• 49% foreign ownership cap in freight forwarding has been removed by Ethiopian authorities.
• Full foreign participation is now allowed in Ethiopia’s freight forwarding industry.
• The reform opens a logistics segment previously limited by joint-venture ownership rules.
• Foreign investors can now enter freight forwarding without the former domestic equity requirement.
• The policy forms part of Ethiopia’s broader push to modernise trade logistics.
• The change could increase competition among freight forwarding and logistics operators.
• Foreign capital and operational expertise may reshape Ethiopia’s import-export service market.
Market Impact:
Ethiopia’s decision removes a major ownership barrier in freight forwarding, a sector central to trade execution, customs movement and corridor logistics. The reform could give international logistics firms a clearer route into the Ethiopian market.

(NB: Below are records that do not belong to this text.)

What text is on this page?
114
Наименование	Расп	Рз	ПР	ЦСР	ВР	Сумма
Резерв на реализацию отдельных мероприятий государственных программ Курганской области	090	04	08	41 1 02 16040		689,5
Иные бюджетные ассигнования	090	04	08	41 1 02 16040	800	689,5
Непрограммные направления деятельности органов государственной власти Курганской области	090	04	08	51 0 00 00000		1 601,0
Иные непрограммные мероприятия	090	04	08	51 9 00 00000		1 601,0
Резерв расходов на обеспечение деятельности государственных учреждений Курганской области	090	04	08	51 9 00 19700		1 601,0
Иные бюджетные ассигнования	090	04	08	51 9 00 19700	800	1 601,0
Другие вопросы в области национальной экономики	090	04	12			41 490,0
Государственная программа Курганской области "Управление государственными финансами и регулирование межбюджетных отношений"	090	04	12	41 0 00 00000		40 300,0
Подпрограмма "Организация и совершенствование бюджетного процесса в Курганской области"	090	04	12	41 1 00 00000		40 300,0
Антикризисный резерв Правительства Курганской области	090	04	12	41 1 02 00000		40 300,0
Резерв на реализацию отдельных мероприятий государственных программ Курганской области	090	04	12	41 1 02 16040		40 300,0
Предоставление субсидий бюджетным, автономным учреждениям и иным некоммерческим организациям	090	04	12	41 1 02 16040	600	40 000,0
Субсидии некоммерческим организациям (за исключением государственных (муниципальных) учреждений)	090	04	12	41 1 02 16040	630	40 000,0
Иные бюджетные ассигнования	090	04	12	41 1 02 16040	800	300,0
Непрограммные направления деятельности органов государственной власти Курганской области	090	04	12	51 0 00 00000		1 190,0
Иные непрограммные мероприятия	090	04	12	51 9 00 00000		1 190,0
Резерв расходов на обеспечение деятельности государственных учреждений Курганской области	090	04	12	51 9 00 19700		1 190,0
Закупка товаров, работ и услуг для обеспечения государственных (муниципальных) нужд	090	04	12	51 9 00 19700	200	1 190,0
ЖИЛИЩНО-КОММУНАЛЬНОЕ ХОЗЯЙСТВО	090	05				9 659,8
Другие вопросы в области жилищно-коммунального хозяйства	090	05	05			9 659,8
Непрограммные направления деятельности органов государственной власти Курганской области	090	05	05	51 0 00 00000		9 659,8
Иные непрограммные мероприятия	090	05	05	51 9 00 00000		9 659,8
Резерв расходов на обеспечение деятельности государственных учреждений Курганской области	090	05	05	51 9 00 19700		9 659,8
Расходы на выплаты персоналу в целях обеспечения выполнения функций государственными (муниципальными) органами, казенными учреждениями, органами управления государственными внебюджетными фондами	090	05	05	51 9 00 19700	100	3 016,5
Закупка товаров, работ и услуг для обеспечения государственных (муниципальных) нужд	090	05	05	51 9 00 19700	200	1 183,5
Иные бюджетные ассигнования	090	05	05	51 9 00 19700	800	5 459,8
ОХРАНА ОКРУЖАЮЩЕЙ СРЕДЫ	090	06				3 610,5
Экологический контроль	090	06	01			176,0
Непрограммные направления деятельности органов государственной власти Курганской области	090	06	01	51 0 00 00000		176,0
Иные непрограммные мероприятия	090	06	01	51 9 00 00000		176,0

For importers and exporters, the policy direction points toward more competition in freight services. The practical impact will depend on licensing, implementation speed and how local operators respond to new foreign-backed competitors.
Key Numbers:
49% — previous foreign ownership cap — now removed
100% — implied foreign participation allowed — opens full ownership route
Freight forwarding — affected sector — core import-export service segment
Foreign investors — newly enabled participants — potential source of capital and expertise
Business Signal:
Ethiopia is shifting logistics liberalisation from partial joint ventures toward fuller foreign participation in trade-service infrastructure.